There are several web sites that show how to butcher an animal. One that I find informative is http://www.ozarkjewels.net/homebutchering.htm .
For those of you who, like me, do not hunt or feel that they can’t dispatch one of their own goats here are a few good options. One is a full service butcher who runs a slaughter and will do the kill and cut, wrap, and freeze. All you have to do is drop the goat off the night before or early morning of the butchering and pick up a nice box of frozen goat meat ready to drop in your freezer a few days later. Check with feed stores and custom butchers. In our area it runs about $120 per goat.

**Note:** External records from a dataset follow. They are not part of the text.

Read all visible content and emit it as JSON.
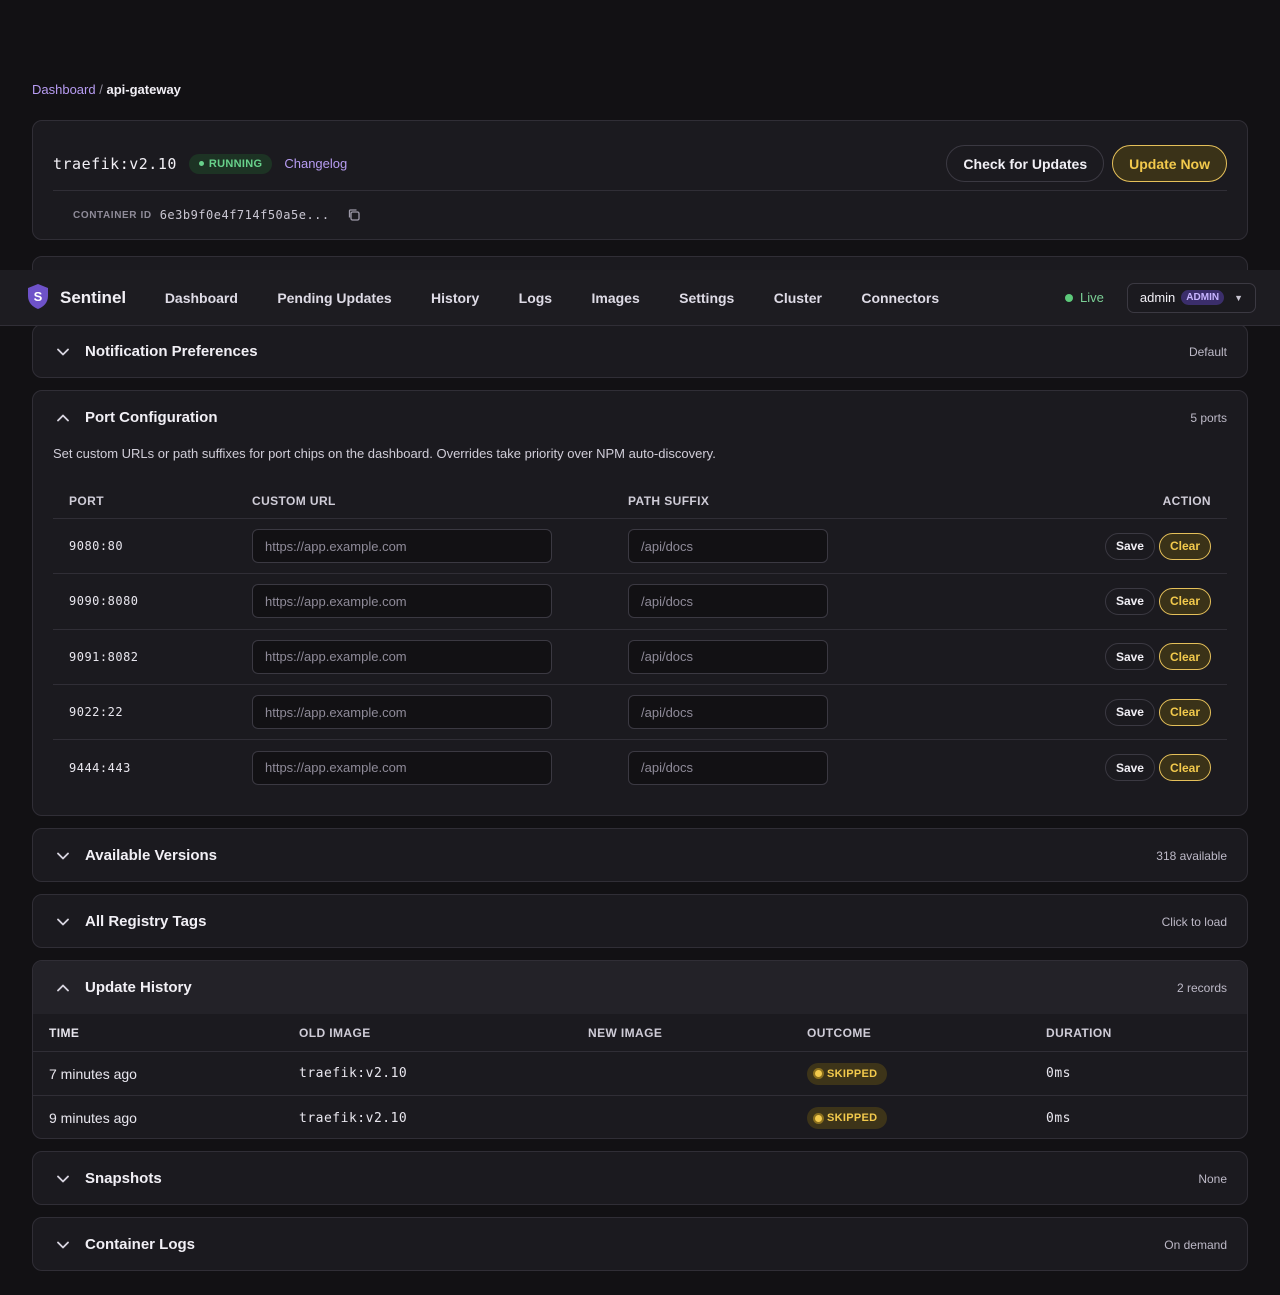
{
  "breadcrumb": {
    "parent": "Dashboard",
    "separator": "/",
    "current": "api-gateway"
  },
  "container": {
    "image": "traefik:v2.10",
    "status": "RUNNING",
    "changelog_label": "Changelog",
    "check_updates_label": "Check for Updates",
    "update_now_label": "Update Now",
    "id_label": "CONTAINER ID",
    "id_value": "6e3b9f0e4f714f50a5e..."
  },
  "navbar": {
    "brand_letter": "S",
    "brand_name": "Sentinel",
    "items": [
      "Dashboard",
      "Pending Updates",
      "History",
      "Logs",
      "Images",
      "Settings",
      "Cluster",
      "Connectors"
    ],
    "live_label": "Live",
    "user": "admin",
    "role": "ADMIN"
  },
  "sections": {
    "notifications": {
      "title": "Notification Preferences",
      "meta": "Default"
    },
    "ports": {
      "title": "Port Configuration",
      "meta": "5 ports",
      "description": "Set custom URLs or path suffixes for port chips on the dashboard. Overrides take priority over NPM auto-discovery.",
      "headers": {
        "port": "PORT",
        "url": "CUSTOM URL",
        "path": "PATH SUFFIX",
        "action": "ACTION"
      },
      "url_placeholder": "https://app.example.com",
      "path_placeholder": "/api/docs",
      "save_label": "Save",
      "clear_label": "Clear",
      "rows": [
        "9080:80",
        "9090:8080",
        "9091:8082",
        "9022:22",
        "9444:443"
      ]
    },
    "versions": {
      "title": "Available Versions",
      "meta": "318 available"
    },
    "tags": {
      "title": "All Registry Tags",
      "meta": "Click to load"
    },
    "history": {
      "title": "Update History",
      "meta": "2 records",
      "headers": {
        "time": "TIME",
        "old": "OLD IMAGE",
        "new": "NEW IMAGE",
        "outcome": "OUTCOME",
        "duration": "DURATION"
      },
      "rows": [
        {
          "time": "7 minutes ago",
          "old": "traefik:v2.10",
          "new": "",
          "outcome": "SKIPPED",
          "duration": "0ms"
        },
        {
          "time": "9 minutes ago",
          "old": "traefik:v2.10",
          "new": "",
          "outcome": "SKIPPED",
          "duration": "0ms"
        }
      ]
    },
    "snapshots": {
      "title": "Snapshots",
      "meta": "None"
    },
    "logs": {
      "title": "Container Logs",
      "meta": "On demand"
    }
  },
  "colors": {
    "accent": "#b79cf2",
    "warning": "#f2c94c",
    "success": "#68d18b",
    "background": "#121114",
    "card": "#1b1a1f"
  }
}
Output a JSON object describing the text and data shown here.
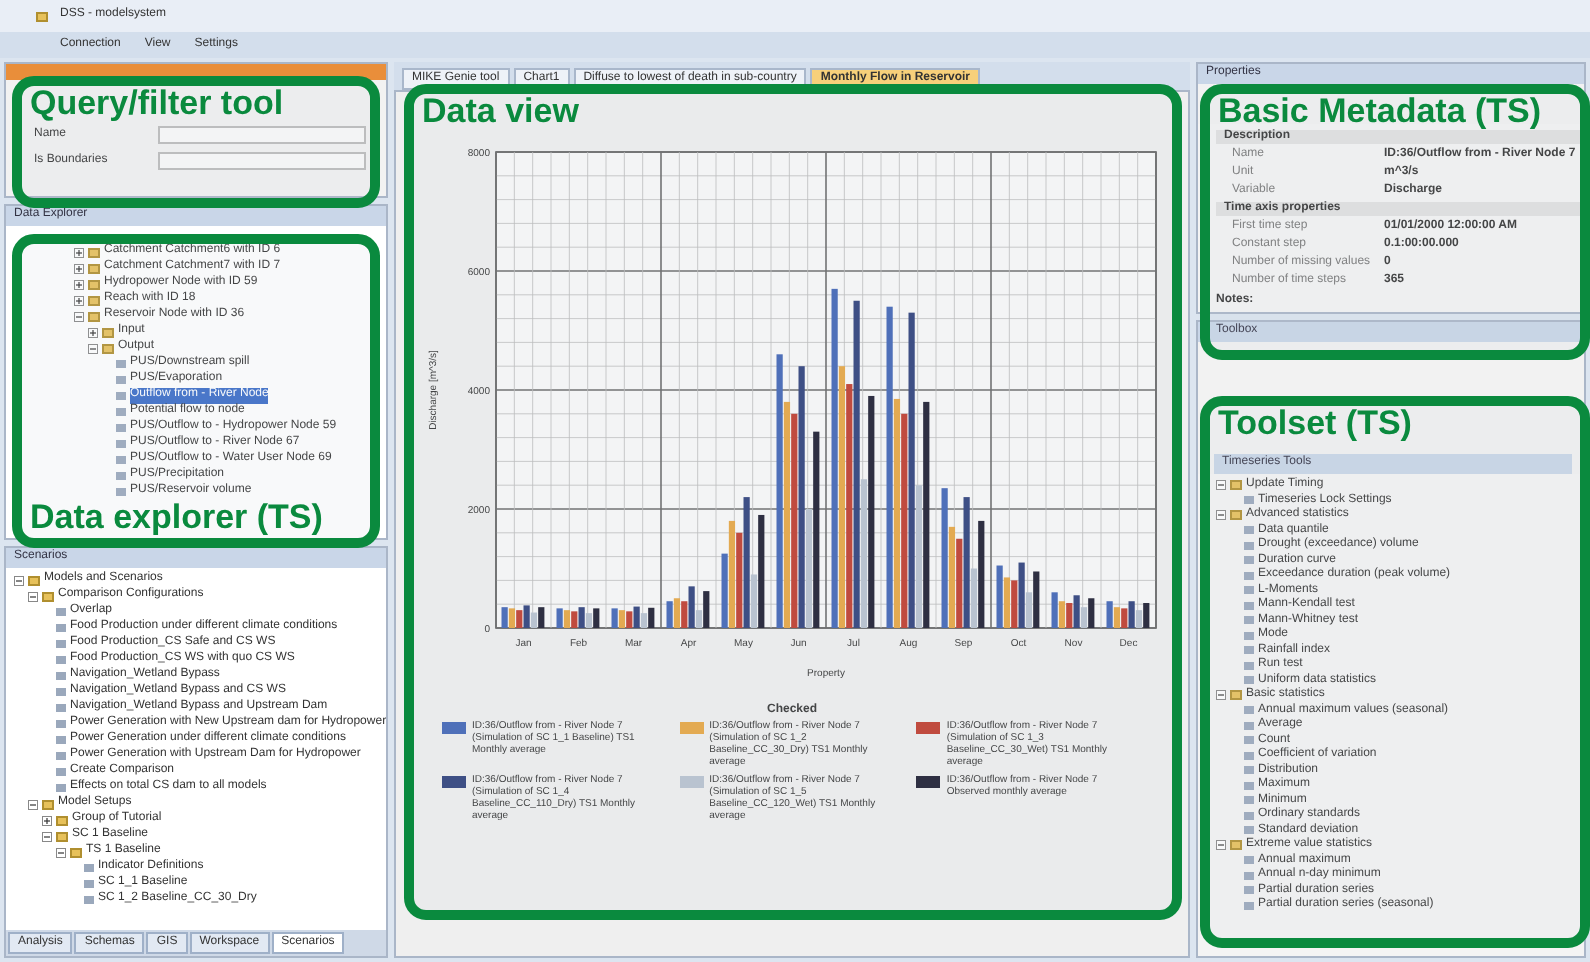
{
  "window": {
    "title": "DSS - modelsystem"
  },
  "menu": [
    "Connection",
    "View",
    "Settings"
  ],
  "query": {
    "fields": [
      {
        "label": "Name"
      },
      {
        "label": "Is Boundaries"
      }
    ]
  },
  "explorer": {
    "header": "Data Explorer",
    "tree": [
      {
        "label": "Catchment Catchment6 with ID 6",
        "expanded": false
      },
      {
        "label": "Catchment Catchment7 with ID 7",
        "expanded": false
      },
      {
        "label": "Hydropower Node with ID 59",
        "expanded": false
      },
      {
        "label": "Reach with ID 18",
        "expanded": false
      },
      {
        "label": "Reservoir Node with ID 36",
        "expanded": true,
        "children": [
          {
            "label": "Input",
            "expanded": false
          },
          {
            "label": "Output",
            "expanded": true,
            "children": [
              {
                "label": "PUS/Downstream spill",
                "selected": false
              },
              {
                "label": "PUS/Evaporation",
                "selected": false
              },
              {
                "label": "Outflow from - River Node",
                "selected": true
              },
              {
                "label": "Potential flow to node",
                "selected": false
              },
              {
                "label": "PUS/Outflow to - Hydropower Node 59",
                "selected": false
              },
              {
                "label": "PUS/Outflow to - River Node 67",
                "selected": false
              },
              {
                "label": "PUS/Outflow to - Water User Node 69",
                "selected": false
              },
              {
                "label": "PUS/Precipitation",
                "selected": false
              },
              {
                "label": "PUS/Reservoir volume",
                "selected": false
              }
            ]
          }
        ]
      }
    ]
  },
  "scenarios": {
    "header": "Scenarios",
    "tree": [
      {
        "label": "Models and Scenarios",
        "expanded": true,
        "children": [
          {
            "label": "Comparison Configurations",
            "expanded": true,
            "children": [
              {
                "label": "Overlap"
              },
              {
                "label": "Food Production under different climate conditions"
              },
              {
                "label": "Food Production_CS Safe and CS WS"
              },
              {
                "label": "Food Production_CS WS with quo CS WS"
              },
              {
                "label": "Navigation_Wetland Bypass"
              },
              {
                "label": "Navigation_Wetland Bypass and CS WS"
              },
              {
                "label": "Navigation_Wetland Bypass and Upstream Dam"
              },
              {
                "label": "Power Generation with New Upstream dam for Hydropower"
              },
              {
                "label": "Power Generation under different climate conditions"
              },
              {
                "label": "Power Generation with Upstream Dam for Hydropower"
              },
              {
                "label": "Create Comparison"
              },
              {
                "label": "Effects on total CS dam to all models"
              }
            ]
          },
          {
            "label": "Model Setups",
            "expanded": true,
            "children": [
              {
                "label": "Group of Tutorial",
                "expanded": false
              },
              {
                "label": "SC 1 Baseline",
                "expanded": true,
                "children": [
                  {
                    "label": "TS 1 Baseline",
                    "expanded": true,
                    "children": [
                      {
                        "label": "Indicator Definitions"
                      },
                      {
                        "label": "SC 1_1 Baseline"
                      },
                      {
                        "label": "SC 1_2 Baseline_CC_30_Dry"
                      }
                    ]
                  }
                ]
              }
            ]
          }
        ]
      }
    ],
    "tabs": [
      {
        "label": "Analysis",
        "selected": false
      },
      {
        "label": "Schemas",
        "selected": false
      },
      {
        "label": "GIS",
        "selected": false
      },
      {
        "label": "Workspace",
        "selected": false
      },
      {
        "label": "Scenarios",
        "selected": true
      }
    ]
  },
  "documents": [
    {
      "label": "MIKE Genie tool",
      "selected": false
    },
    {
      "label": "Chart1",
      "selected": false
    },
    {
      "label": "Diffuse to lowest of death in sub-country",
      "selected": false
    },
    {
      "label": "Monthly Flow in Reservoir",
      "selected": true
    }
  ],
  "chart": {
    "legend_title": "Checked",
    "chart_data": {
      "type": "bar",
      "grid": true,
      "xlabel": "Property",
      "ylabel": "Discharge [m^3/s]",
      "categories": [
        "Jan",
        "Feb",
        "Mar",
        "Apr",
        "May",
        "Jun",
        "Jul",
        "Aug",
        "Sep",
        "Oct",
        "Nov",
        "Dec"
      ],
      "ylim": [
        0,
        8000
      ],
      "yticks": [
        0,
        2000,
        4000,
        6000,
        8000
      ],
      "series": [
        {
          "name": "ID:36/Outflow from - River Node 7 (Simulation of SC 1_1 Baseline) TS1 Monthly average",
          "color": "#3f63b5",
          "values": [
            350,
            330,
            330,
            450,
            1250,
            4600,
            5700,
            5400,
            2350,
            1050,
            600,
            450
          ]
        },
        {
          "name": "ID:36/Outflow from - River Node 7 (Simulation of SC 1_2 Baseline_CC_30_Dry) TS1 Monthly average",
          "color": "#e8a640",
          "values": [
            330,
            300,
            300,
            500,
            1800,
            3800,
            4400,
            3850,
            1700,
            850,
            450,
            350
          ]
        },
        {
          "name": "ID:36/Outflow from - River Node 7 (Simulation of SC 1_3 Baseline_CC_30_Wet) TS1 Monthly average",
          "color": "#c0392b",
          "values": [
            300,
            280,
            280,
            450,
            1600,
            3600,
            4100,
            3600,
            1500,
            800,
            420,
            330
          ]
        },
        {
          "name": "ID:36/Outflow from - River Node 7 (Simulation of SC 1_4 Baseline_CC_110_Dry) TS1 Monthly average",
          "color": "#2c3e7a",
          "values": [
            380,
            350,
            360,
            700,
            2200,
            4400,
            5500,
            5300,
            2200,
            1100,
            550,
            450
          ]
        },
        {
          "name": "ID:36/Outflow from - River Node 7 (Simulation of SC 1_5 Baseline_CC_120_Wet) TS1 Monthly average",
          "color": "#b8c2d0",
          "values": [
            260,
            250,
            250,
            300,
            900,
            2000,
            2500,
            2400,
            1000,
            600,
            350,
            300
          ]
        },
        {
          "name": "ID:36/Outflow from - River Node 7 Observed monthly average",
          "color": "#1a1a2e",
          "values": [
            350,
            330,
            340,
            620,
            1900,
            3300,
            3900,
            3800,
            1800,
            950,
            500,
            420
          ]
        }
      ]
    }
  },
  "properties": {
    "header": "Properties",
    "rows": [
      {
        "kind": "category",
        "name": "Description"
      },
      {
        "kind": "property",
        "name": "Name",
        "value": "ID:36/Outflow from - River Node 7"
      },
      {
        "kind": "property",
        "name": "Unit",
        "value": "m^3/s"
      },
      {
        "kind": "property",
        "name": "Variable",
        "value": "Discharge"
      },
      {
        "kind": "category",
        "name": "Time axis properties"
      },
      {
        "kind": "property",
        "name": "First time step",
        "value": "01/01/2000 12:00:00 AM"
      },
      {
        "kind": "property",
        "name": "Constant step",
        "value": "0.1:00:00.000"
      },
      {
        "kind": "property",
        "name": "Number of missing values",
        "value": "0"
      },
      {
        "kind": "property",
        "name": "Number of time steps",
        "value": "365"
      }
    ],
    "notes": "Notes:"
  },
  "toolset": {
    "header": "Toolbox",
    "subheader": "Timeseries Tools",
    "tree": [
      {
        "label": "Update Timing",
        "expanded": true,
        "children": [
          {
            "label": "Timeseries Lock Settings"
          }
        ]
      },
      {
        "label": "Advanced statistics",
        "expanded": true,
        "children": [
          {
            "label": "Data quantile"
          },
          {
            "label": "Drought (exceedance) volume"
          },
          {
            "label": "Duration curve"
          },
          {
            "label": "Exceedance duration (peak volume)"
          },
          {
            "label": "L-Moments"
          },
          {
            "label": "Mann-Kendall test"
          },
          {
            "label": "Mann-Whitney test"
          },
          {
            "label": "Mode"
          },
          {
            "label": "Rainfall index"
          },
          {
            "label": "Run test"
          },
          {
            "label": "Uniform data statistics"
          }
        ]
      },
      {
        "label": "Basic statistics",
        "expanded": true,
        "children": [
          {
            "label": "Annual maximum values (seasonal)"
          },
          {
            "label": "Average"
          },
          {
            "label": "Count"
          },
          {
            "label": "Coefficient of variation"
          },
          {
            "label": "Distribution"
          },
          {
            "label": "Maximum"
          },
          {
            "label": "Minimum"
          },
          {
            "label": "Ordinary standards"
          },
          {
            "label": "Standard deviation"
          }
        ]
      },
      {
        "label": "Extreme value statistics",
        "expanded": true,
        "children": [
          {
            "label": "Annual maximum"
          },
          {
            "label": "Annual n-day minimum"
          },
          {
            "label": "Partial duration series"
          },
          {
            "label": "Partial duration series (seasonal)"
          }
        ]
      }
    ]
  },
  "annotations": [
    {
      "label": "Query/filter tool"
    },
    {
      "label": "Data explorer (TS)"
    },
    {
      "label": "Data view"
    },
    {
      "label": "Basic Metadata (TS)"
    },
    {
      "label": "Toolset (TS)"
    }
  ]
}
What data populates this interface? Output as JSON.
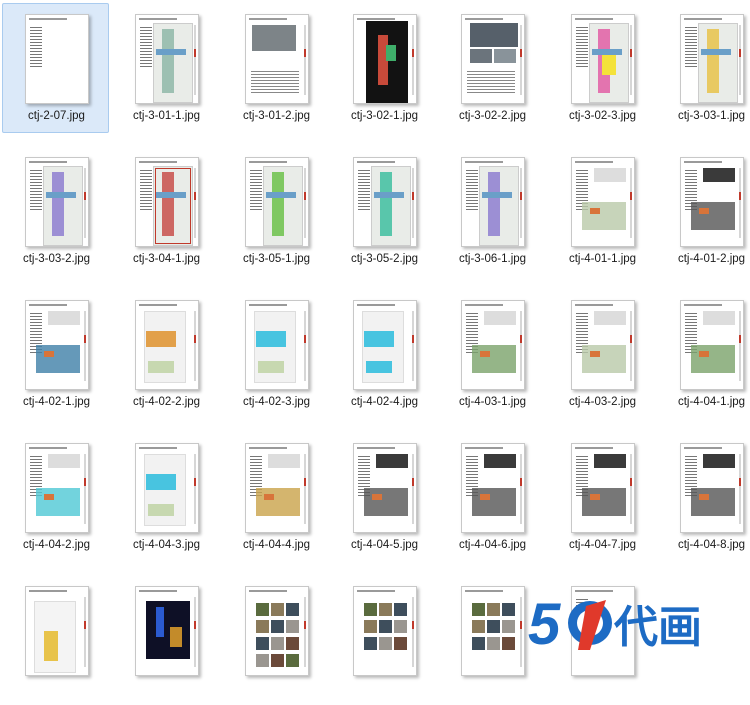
{
  "files": [
    {
      "name": "ctj-2-07.jpg",
      "kind": "text",
      "selected": true
    },
    {
      "name": "ctj-3-01-1.jpg",
      "kind": "map"
    },
    {
      "name": "ctj-3-01-2.jpg",
      "kind": "photo-top"
    },
    {
      "name": "ctj-3-02-1.jpg",
      "kind": "dark"
    },
    {
      "name": "ctj-3-02-2.jpg",
      "kind": "photos"
    },
    {
      "name": "ctj-3-02-3.jpg",
      "kind": "colormap"
    },
    {
      "name": "ctj-3-03-1.jpg",
      "kind": "map-yellow"
    },
    {
      "name": "ctj-3-03-2.jpg",
      "kind": "map-purple"
    },
    {
      "name": "ctj-3-04-1.jpg",
      "kind": "map-red"
    },
    {
      "name": "ctj-3-05-1.jpg",
      "kind": "map-green"
    },
    {
      "name": "ctj-3-05-2.jpg",
      "kind": "map-teal"
    },
    {
      "name": "ctj-3-06-1.jpg",
      "kind": "map-purple"
    },
    {
      "name": "ctj-4-01-1.jpg",
      "kind": "site"
    },
    {
      "name": "ctj-4-01-2.jpg",
      "kind": "site-dark"
    },
    {
      "name": "ctj-4-02-1.jpg",
      "kind": "site-blue"
    },
    {
      "name": "ctj-4-02-2.jpg",
      "kind": "plan"
    },
    {
      "name": "ctj-4-02-3.jpg",
      "kind": "plan-blue"
    },
    {
      "name": "ctj-4-02-4.jpg",
      "kind": "plan-small"
    },
    {
      "name": "ctj-4-03-1.jpg",
      "kind": "site-green"
    },
    {
      "name": "ctj-4-03-2.jpg",
      "kind": "site"
    },
    {
      "name": "ctj-4-04-1.jpg",
      "kind": "site-green"
    },
    {
      "name": "ctj-4-04-2.jpg",
      "kind": "site-cyan"
    },
    {
      "name": "ctj-4-04-3.jpg",
      "kind": "plan-blue"
    },
    {
      "name": "ctj-4-04-4.jpg",
      "kind": "site-color"
    },
    {
      "name": "ctj-4-04-5.jpg",
      "kind": "site-dark"
    },
    {
      "name": "ctj-4-04-6.jpg",
      "kind": "site-dark"
    },
    {
      "name": "ctj-4-04-7.jpg",
      "kind": "site-dark"
    },
    {
      "name": "ctj-4-04-8.jpg",
      "kind": "site-dark"
    },
    {
      "name": "",
      "kind": "section"
    },
    {
      "name": "",
      "kind": "night"
    },
    {
      "name": "",
      "kind": "gallery"
    },
    {
      "name": "",
      "kind": "gallery-small"
    },
    {
      "name": "",
      "kind": "gallery-small"
    },
    {
      "name": "",
      "kind": "plain"
    }
  ],
  "watermark": {
    "text": "50代画",
    "color_blue": "#1d6bc4",
    "color_red": "#e0392b"
  }
}
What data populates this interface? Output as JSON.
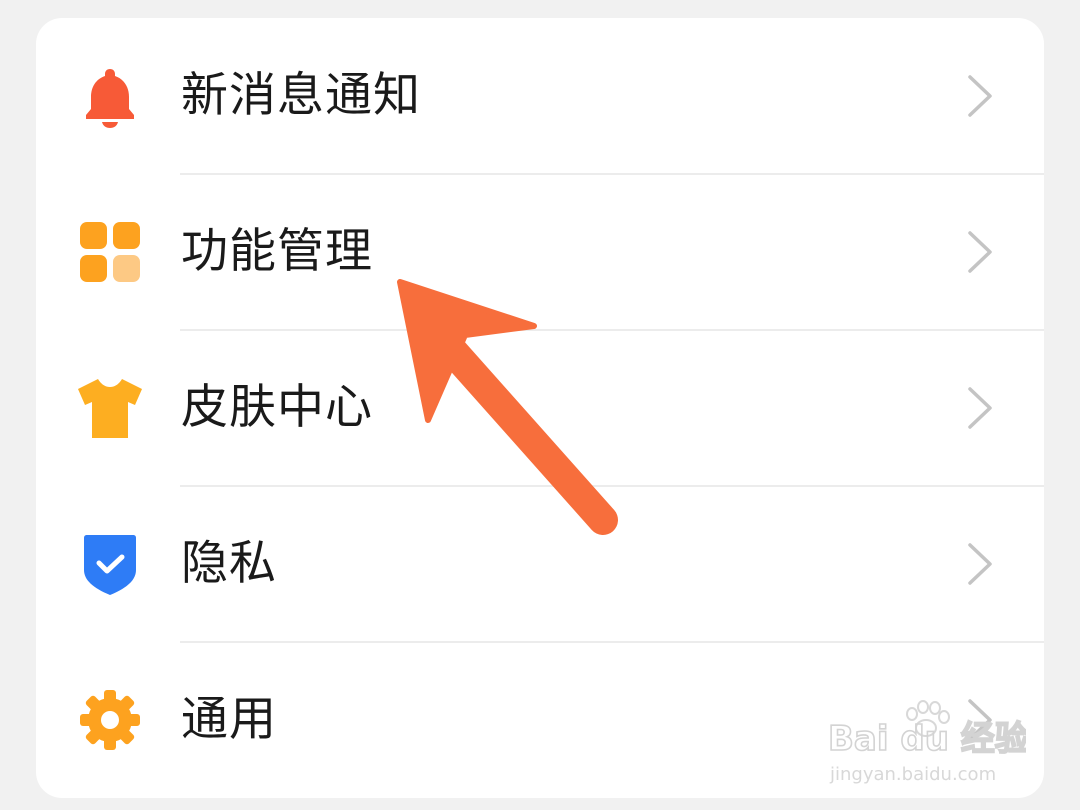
{
  "settings_list": {
    "items": [
      {
        "label": "新消息通知",
        "icon": "bell-icon",
        "icon_color": "#f75a37"
      },
      {
        "label": "功能管理",
        "icon": "grid-icon",
        "icon_color": "#fda21f"
      },
      {
        "label": "皮肤中心",
        "icon": "tshirt-icon",
        "icon_color": "#fdae21"
      },
      {
        "label": "隐私",
        "icon": "shield-check-icon",
        "icon_color": "#2e7cf6"
      },
      {
        "label": "通用",
        "icon": "gear-icon",
        "icon_color": "#fda21f"
      }
    ]
  },
  "annotation": {
    "arrow_color": "#f76e3c",
    "points_to": "功能管理"
  },
  "watermark": {
    "brand": "Bai du 经验",
    "url": "jingyan.baidu.com"
  }
}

The second is to contact a mobile farm butcher. Ours has his ad in the paper several times a week and is booked weeks in advance. A mobile butcher will come to your farm and slaughter the animal there. He will skin and dress the animal and take it to his butchering facility or possibly one you choose in his refrigerated truck. He cleans up and hoses the area down afterwards and leaves almost no trace. My farm kill truck charges $60 per goat for the kill and takes it to any of the several custom butcher shops in the area. The cut and wrap costs about another $60.
How you have your goat cut up is all a matter of preference. I like meat in something, so I generally do not have chops or steaks cut. They tend to be rather small and a bit dry. I will have one or both hind legs done in a boneless rolled roast. I have the loins and tenderloins taken out from the spine and packaged. The ribs I have cut from the spine and packaged. The rest of the meat I have half of it ground and half of it cubed. I have the butcher crack the neck bones and shanks and package them for soup stock.
If I have an older buck slaughtered I have him packaged separately and the packages marked. Some tend to be a bit tougher and a little gamey so I want to know which is which as I use a more tenderizing method of cooking and more seasoning.
As for how to prepare goat, I don’t feel there are any specific goat recipes. I use my favorite recipes for stews and casseroles. I use the loin meat for fajitas or something that I need the most tender cuts for. Braising with its lower temperature, moisture and covering during cooking is the secret to cooking with goat.